Pittsburgh, PA – The Pittsburgh Water & Sewer Authority (PWSA) is pleased to receive a $52.4 million loan from the federal government to go toward Water Reliability Plan investments.
This funding, part of the Water Infrastructure Finance and Innovation Act, is the first of a series of loans that will support large-scale water improvements in the service area while reducing the burden on ratepayers. PWSA will also utilize approximately $93 million from a prior funding award provided by Pennsylvania's state revolving fund, PENNVEST, to support the initial phase of these critical water infrastructure investments.
PWSA was joined today by the EPA Assistant Administrator for Water Radhika Fox, Mayor Ed Gainey, Congresswoman Summer Lee, and Representative Sara Innamorato to celebrate this investment in Pittsburgh’s drinking water system. With the Highland Park Pump Station Project as the backdrop, PWSA CEO Will Pickering kicked off the day thanking the federal government for their support and drove home the importance of these large-scale investments for Pittsburgh.
"This award is the first of its kind for the Pittsburgh Water & Sewer Authority," said PWSA CEO Will Pickering. "This investment is a great example of state and federal partnerships for the benefit of ratepayers," he said.
This work will modernize Pittsburgh’s aging water system by funding three Water Reliability Plan projects – Rising Mains 3&4 Reconstruction, the Highland Park Reservoir II Liner and Cover, and the upcoming Bruecken Pump Station Reconstruction. These projects, part of a series of projects to strengthen large components of our water pumping and distribution system, will culminate with the complete restoration of the Clearwell. This century old facility is the final step of the water treatment process and ensures water is safe to drink before entering the distribution system.
“Here in Pittsburgh, water infrastructure that is decades old threatens drinking water that is essential to healthy residents and thriving communities. EPA’s $52 million WIFIA loan combined with an investment from the state revolving fund will support critical infrastructure upgrades to help the city achieve long-term water resilience,” said EPA Assistant Administrator for Water Radhika Fox. “Under President Biden’s Investing in America agenda, EPA is strengthening water infrastructure and creating jobs through WIFIA and with an additional $50 billion under the Bipartisan Infrastructure Law.”
Funding projects through alternative funding methods like WIFIA and PENNVEST is a more cost-efficient method, as low interest rates save PWSA and its ratepayers over the life of the loan. PWSA has pursued hundreds of millions in PENNVEST and federal funding over the last several years, for projects like this and other smaller investments, like lead service line replacement projects and sewer rehabilitation.

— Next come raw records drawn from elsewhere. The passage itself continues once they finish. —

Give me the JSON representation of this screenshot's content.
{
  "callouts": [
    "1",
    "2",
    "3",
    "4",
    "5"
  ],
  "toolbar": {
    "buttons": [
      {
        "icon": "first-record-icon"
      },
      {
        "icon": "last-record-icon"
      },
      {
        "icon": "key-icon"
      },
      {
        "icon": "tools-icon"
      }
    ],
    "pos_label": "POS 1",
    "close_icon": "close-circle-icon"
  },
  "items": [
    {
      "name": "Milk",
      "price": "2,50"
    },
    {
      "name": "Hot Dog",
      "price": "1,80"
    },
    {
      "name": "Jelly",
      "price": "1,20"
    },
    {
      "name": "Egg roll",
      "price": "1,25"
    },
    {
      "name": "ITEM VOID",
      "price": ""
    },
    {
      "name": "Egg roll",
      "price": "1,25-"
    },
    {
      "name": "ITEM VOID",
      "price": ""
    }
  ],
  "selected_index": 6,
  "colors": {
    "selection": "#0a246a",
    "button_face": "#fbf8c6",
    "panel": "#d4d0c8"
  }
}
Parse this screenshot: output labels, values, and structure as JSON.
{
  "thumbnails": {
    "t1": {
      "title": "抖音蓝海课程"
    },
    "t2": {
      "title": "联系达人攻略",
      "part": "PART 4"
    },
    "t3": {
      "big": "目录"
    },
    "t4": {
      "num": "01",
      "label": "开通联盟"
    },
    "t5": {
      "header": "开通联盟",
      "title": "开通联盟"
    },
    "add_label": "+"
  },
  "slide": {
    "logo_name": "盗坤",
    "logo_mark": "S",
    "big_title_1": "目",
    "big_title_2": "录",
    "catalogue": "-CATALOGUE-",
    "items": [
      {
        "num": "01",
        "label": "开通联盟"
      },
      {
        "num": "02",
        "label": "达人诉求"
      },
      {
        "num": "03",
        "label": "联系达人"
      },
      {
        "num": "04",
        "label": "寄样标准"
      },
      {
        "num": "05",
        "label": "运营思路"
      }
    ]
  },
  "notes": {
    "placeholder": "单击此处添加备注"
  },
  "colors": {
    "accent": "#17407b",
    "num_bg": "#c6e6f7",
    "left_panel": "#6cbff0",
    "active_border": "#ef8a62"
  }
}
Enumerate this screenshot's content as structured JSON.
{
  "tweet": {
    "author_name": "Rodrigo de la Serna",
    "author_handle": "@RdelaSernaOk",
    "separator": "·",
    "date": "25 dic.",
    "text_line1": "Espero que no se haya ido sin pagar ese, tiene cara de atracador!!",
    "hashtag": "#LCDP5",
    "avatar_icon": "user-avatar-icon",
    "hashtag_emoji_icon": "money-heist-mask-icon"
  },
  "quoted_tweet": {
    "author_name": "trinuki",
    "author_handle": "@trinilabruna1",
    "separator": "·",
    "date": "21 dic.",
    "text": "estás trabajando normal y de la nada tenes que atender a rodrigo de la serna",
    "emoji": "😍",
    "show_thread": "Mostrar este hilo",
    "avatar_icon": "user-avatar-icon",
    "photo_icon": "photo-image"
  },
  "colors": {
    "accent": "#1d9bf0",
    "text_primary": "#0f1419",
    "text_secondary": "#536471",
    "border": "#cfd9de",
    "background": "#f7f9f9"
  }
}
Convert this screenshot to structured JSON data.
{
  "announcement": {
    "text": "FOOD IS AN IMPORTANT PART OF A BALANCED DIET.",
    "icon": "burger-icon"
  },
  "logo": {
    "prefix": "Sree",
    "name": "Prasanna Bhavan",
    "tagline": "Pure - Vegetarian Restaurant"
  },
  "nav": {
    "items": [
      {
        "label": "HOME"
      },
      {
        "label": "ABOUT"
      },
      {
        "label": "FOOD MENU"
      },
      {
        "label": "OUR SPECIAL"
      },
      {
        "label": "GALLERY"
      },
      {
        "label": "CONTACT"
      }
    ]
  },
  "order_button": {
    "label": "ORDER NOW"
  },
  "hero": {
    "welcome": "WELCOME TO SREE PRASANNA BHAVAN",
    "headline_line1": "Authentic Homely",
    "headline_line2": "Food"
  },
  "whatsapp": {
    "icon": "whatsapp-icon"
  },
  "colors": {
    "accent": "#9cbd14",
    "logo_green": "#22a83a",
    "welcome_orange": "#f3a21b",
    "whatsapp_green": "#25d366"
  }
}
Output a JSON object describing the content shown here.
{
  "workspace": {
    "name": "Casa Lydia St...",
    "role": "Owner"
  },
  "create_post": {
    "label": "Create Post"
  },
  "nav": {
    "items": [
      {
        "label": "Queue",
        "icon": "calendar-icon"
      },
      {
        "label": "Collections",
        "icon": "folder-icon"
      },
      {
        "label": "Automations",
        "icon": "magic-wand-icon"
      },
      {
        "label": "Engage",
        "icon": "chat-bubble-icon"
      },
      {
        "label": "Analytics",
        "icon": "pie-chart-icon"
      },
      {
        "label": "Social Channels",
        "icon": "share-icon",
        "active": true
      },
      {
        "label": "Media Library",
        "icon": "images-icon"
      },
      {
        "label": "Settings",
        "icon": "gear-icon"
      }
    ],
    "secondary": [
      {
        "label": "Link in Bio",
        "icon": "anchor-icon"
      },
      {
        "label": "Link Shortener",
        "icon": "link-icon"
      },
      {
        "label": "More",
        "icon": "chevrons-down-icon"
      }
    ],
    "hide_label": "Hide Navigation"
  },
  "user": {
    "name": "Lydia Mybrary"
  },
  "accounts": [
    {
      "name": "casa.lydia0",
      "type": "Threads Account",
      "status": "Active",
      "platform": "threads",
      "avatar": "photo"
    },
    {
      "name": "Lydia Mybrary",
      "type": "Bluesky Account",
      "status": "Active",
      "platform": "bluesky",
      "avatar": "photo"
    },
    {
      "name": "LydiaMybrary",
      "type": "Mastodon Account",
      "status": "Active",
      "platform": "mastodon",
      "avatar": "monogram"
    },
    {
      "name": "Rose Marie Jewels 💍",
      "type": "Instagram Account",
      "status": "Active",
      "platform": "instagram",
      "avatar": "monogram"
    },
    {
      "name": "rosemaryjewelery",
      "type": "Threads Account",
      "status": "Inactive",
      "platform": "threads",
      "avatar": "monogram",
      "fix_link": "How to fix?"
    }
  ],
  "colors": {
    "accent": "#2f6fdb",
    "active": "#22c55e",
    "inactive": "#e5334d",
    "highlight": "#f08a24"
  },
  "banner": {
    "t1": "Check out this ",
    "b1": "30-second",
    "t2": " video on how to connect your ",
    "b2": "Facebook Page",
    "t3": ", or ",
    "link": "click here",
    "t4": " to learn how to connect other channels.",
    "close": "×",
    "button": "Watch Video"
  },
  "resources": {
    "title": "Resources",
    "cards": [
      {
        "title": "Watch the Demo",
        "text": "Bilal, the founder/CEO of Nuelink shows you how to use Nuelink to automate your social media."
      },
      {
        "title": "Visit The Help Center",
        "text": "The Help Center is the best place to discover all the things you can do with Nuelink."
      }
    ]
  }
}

“I’m proud to help deliver a $52.4M WIFIA funding award to Pittsburgh Water and Sewer Authority to make sure every household has clean water and to modernize the drinking water infrastructure in the city.” Said Representative Summer Lee. “A few months ago, we celebrated a significant milestone, the replacement of 10,000 lead service lines in Pittsburgh, which is a testament to accountability, action, and the acknowledgment of past wrongs. This funding represents a monumental effort in partnership across all levels of government, demonstrating our commitment to righting an injustice and ensuring clean and safe water for every single household and every one of our communities.”
Rep. Sara Innamorato echoed Congresswoman Lee's sentiments, stating that "Clean water is a fundamental human right that cannot be compromised. Together, we can ensure that Pittsburgh and Allegheny County is a place where safe and reliable drinking water is the norm, not the exception.”
Rising Mains 3&4
These large-diameter pipes carry water from the Bruecken Pump Station to the Highland II Reservoir. Extensive surveying work was completed on both pipes to determine how to rehabilitate the pipes where possible, and where portions must be replaced. Approximately 1,900 feet of Rising Main 3 will be replaced by excavating the pipe, while another approximately 3,900 feet will be rehabilitated using lining technology. Approximately 200 feet of Rising Main 4 will be replaced by excavating the pipe, while another approximately 2,500 feet will be rehabilitated through lining. This funding will be applied to active work, and retroactively applied to completed work on this project.
Highland Park Reservoir II Liner and Cover Replacement
The liner and cover of the Highland II Reservoir was replaced in 2022, along with its associated components such as baffles, rainwater removal pumps, and control panels. When the Clearwell is offline for replacement, this reservoir will serve as a temporary Clearwell. Funds will be retroactively applied to this work.
Bruecken Pump Station Replacement
The Bruecken Pump Station was built in the 1930s and serves the Highland Park Reservoir system. It is one of the few locations in the city where water is pumped, as much of the distribution system operates on gravity. PWSA will de-commission the existing pump station and build a new water pumping facility on the premises.
Work on this project will involve designing and building a new facility and associated structures to support water operations and continuous pumping of treated drinking water into the distribution system. New pump infrastructure will increase the daily capacity from 24 million gallons to approximately 85 million gallons per day. The new station will also have improved electrical gear to respond to distribution system needs and run the station more efficiently.
The old pump station structure will remain in place to house other water operation activities. A new, state-of-the-art pump station will be constructed. The project also includes the replacement of the perimeter fencing to improve overall safety and the re-organizing of materials that are stored on property. This new facility will serve PWSA for decades to come.
“We cannot have a healthy, vibrant community without safe, reliable drinking water,” said Pittsburgh Mayor Ed Gainey. “I commend PWSA, the Environmental Protection Agency, and our state partners for ensuring adequate funding for all the crucial work PWSA is setting out to accomplish in the coming years. The improvements that we make today will benefit generations to come.”